The 5:15 a.m. break about six miles north of Gorman occurred in a 10-inch-wide pipe that was under high-pressure testing for leaks, California Highway Patrol Sgt. Don Perry said. The heated crude oil normally pumped through the pipe operated by Four Corners Pipe Line Co., a subsidiary of Atlantic Richfield Co., had been replaced for testing purposes with dyed green water. Authorities said the fluid in the pipe contained no more than 1% to 3% oil residue.

About 110,000 gallons of the fluid leaked from the pipe, which was buried in a ditch alongside the freeway, Perry said. Pressure in the pipe caused about 10% of the fluid to shoot 30 feet into the air and onto all four southbound lanes, the CHP said.
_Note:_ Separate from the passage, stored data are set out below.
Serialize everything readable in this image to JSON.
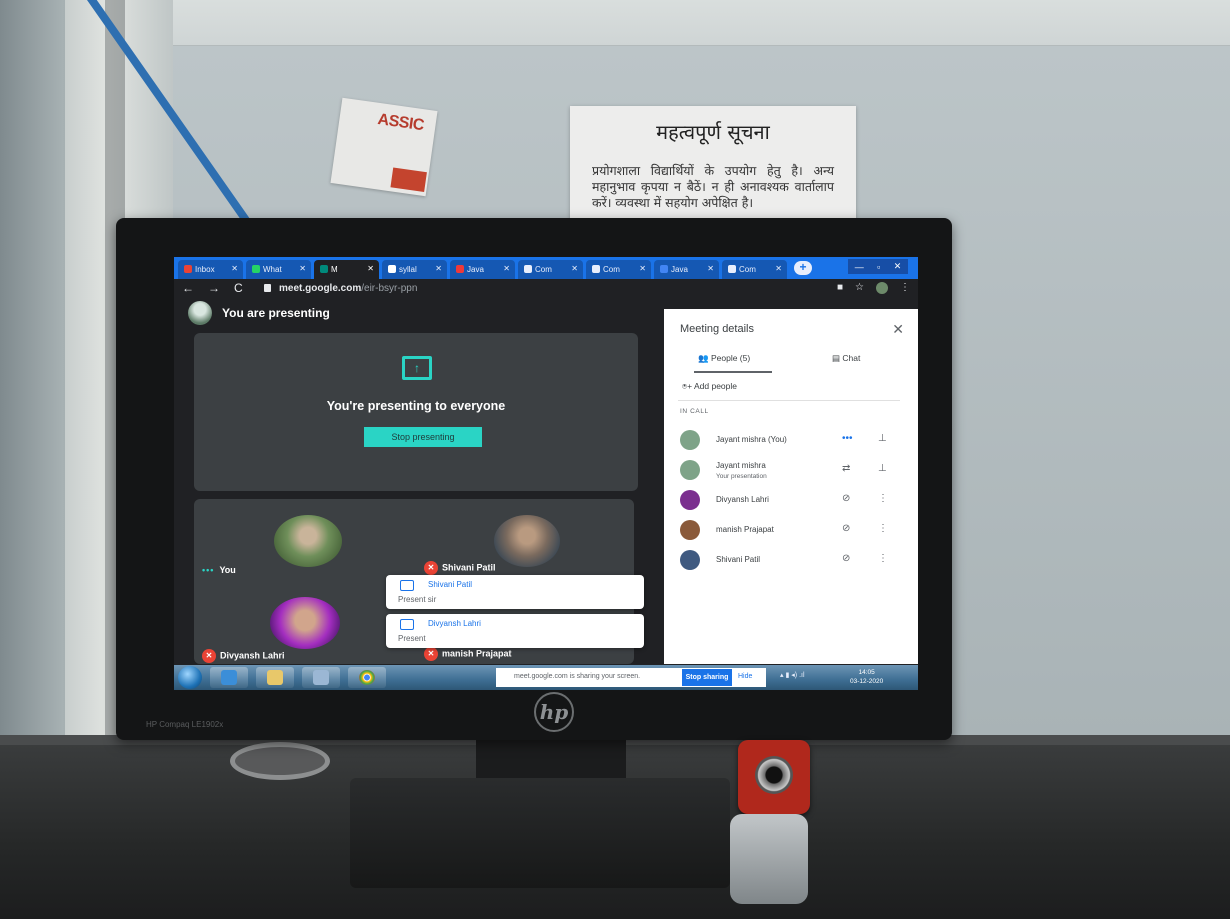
{
  "room": {
    "sticker_text": "ASSIC",
    "notice_title": "महत्वपूर्ण सूचना",
    "notice_body": "प्रयोगशाला विद्यार्थियों के उपयोग हेतु है। अन्य महानुभाव कृपया न बैठें। न ही अनावश्यक वार्तालाप करें। व्यवस्था में सहयोग अपेक्षित है।",
    "monitor_model": "HP Compaq LE1902x",
    "monitor_logo": "hp"
  },
  "browser": {
    "tabs": [
      {
        "label": "Inbox",
        "icon": "gmail-icon",
        "color": "#ea4335"
      },
      {
        "label": "What",
        "icon": "whatsapp-icon",
        "color": "#25d366"
      },
      {
        "label": "M",
        "icon": "meet-icon",
        "color": "#00897b",
        "active": true
      },
      {
        "label": "syllal",
        "icon": "chrome-icon",
        "color": "#ffffff"
      },
      {
        "label": "Java",
        "icon": "vivaldi-icon",
        "color": "#ef3939"
      },
      {
        "label": "Com",
        "icon": "t-icon",
        "color": "#e8eefc"
      },
      {
        "label": "Com",
        "icon": "t-icon",
        "color": "#e8eefc"
      },
      {
        "label": "Java",
        "icon": "doc-icon",
        "color": "#4285f4"
      },
      {
        "label": "Com",
        "icon": "t-icon",
        "color": "#e8eefc"
      }
    ],
    "url_domain": "meet.google.com",
    "url_path": "/eir-bsyr-ppn"
  },
  "meet": {
    "presenting_title": "You are presenting",
    "presenting_message": "You're presenting to everyone",
    "stop_presenting_label": "Stop presenting",
    "tiles": [
      {
        "name": "You",
        "speaking": "•••"
      },
      {
        "name": "Shivani Patil",
        "muted": true
      },
      {
        "name": "Divyansh Lahri",
        "muted": true
      },
      {
        "name": "manish Prajapat",
        "muted": true
      }
    ],
    "chat_toasts": [
      {
        "name": "Shivani Patil",
        "message": "Present sir"
      },
      {
        "name": "Divyansh Lahri",
        "message": "Present"
      }
    ]
  },
  "panel": {
    "title": "Meeting details",
    "people_tab": "People (5)",
    "chat_tab": "Chat",
    "add_people": "Add people",
    "in_call_label": "IN CALL",
    "people": [
      {
        "name": "Jayant mishra (You)",
        "sub": "",
        "status_icon": "speaking-dots-icon",
        "action_icon": "pin-icon",
        "avatar": "#7ea388"
      },
      {
        "name": "Jayant mishra",
        "sub": "Your presentation",
        "status_icon": "present-icon",
        "action_icon": "pin-icon",
        "avatar": "#7ea388"
      },
      {
        "name": "Divyansh Lahri",
        "sub": "",
        "status_icon": "mic-off-icon",
        "action_icon": "more-icon",
        "avatar": "#7b2f8f"
      },
      {
        "name": "manish Prajapat",
        "sub": "",
        "status_icon": "mic-off-icon",
        "action_icon": "more-icon",
        "avatar": "#8a5a3a"
      },
      {
        "name": "Shivani Patil",
        "sub": "",
        "status_icon": "mic-off-icon",
        "action_icon": "more-icon",
        "avatar": "#3f5a80"
      }
    ]
  },
  "taskbar": {
    "sharing_text": "meet.google.com is sharing your screen.",
    "stop_sharing_label": "Stop sharing",
    "hide_label": "Hide",
    "time": "14:05",
    "date": "03-12-2020"
  }
}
Several cars drove through the shower of green liquid before the CHP closed off the freeway.

Advertisement

The rest of the spilled liquid went into drainage culverts that empty into a nearby creek. Authorities said that the spill posed no environmental hazard and that the fluid would not damage cars that drove through it.

“It is a nontoxic, non-hazardous material,” Perry said. “If people got it on their cars they can wash it off with soap and water.”

The cleanup was supervised by the California Department of Transportation and monitored by the state Department of Fish and Game and Kern County health authorities. The freeway reopened at 7:15 a.m.

Authorities said the pipeline company will be billed for the cleanup.

“We got real lucky; there is no habitat destruction,” Fish and Game Officer Scott Willems said. “As far as oil contamination, there was a little bit but it was so widely dispersed in the water that there isn’t much of an environmental danger.”

Al Greenstein, a spokesman for Arco, said the segment of pipe where the rupture occurred was part of the original pipeline constructed in the mid-1920s. The pipeline, which delivers about 60,000 gallons of crude oil a day, runs from the San Joaquin Valley to refineries in the Long Beach area, Greenstein said.

He said the pipeline was undergoing routine testing during which it was packed with water at a pressure of 850 pounds per square inch. Heated oil is normally run through the pipeline at 400 pounds of pressure per square inch.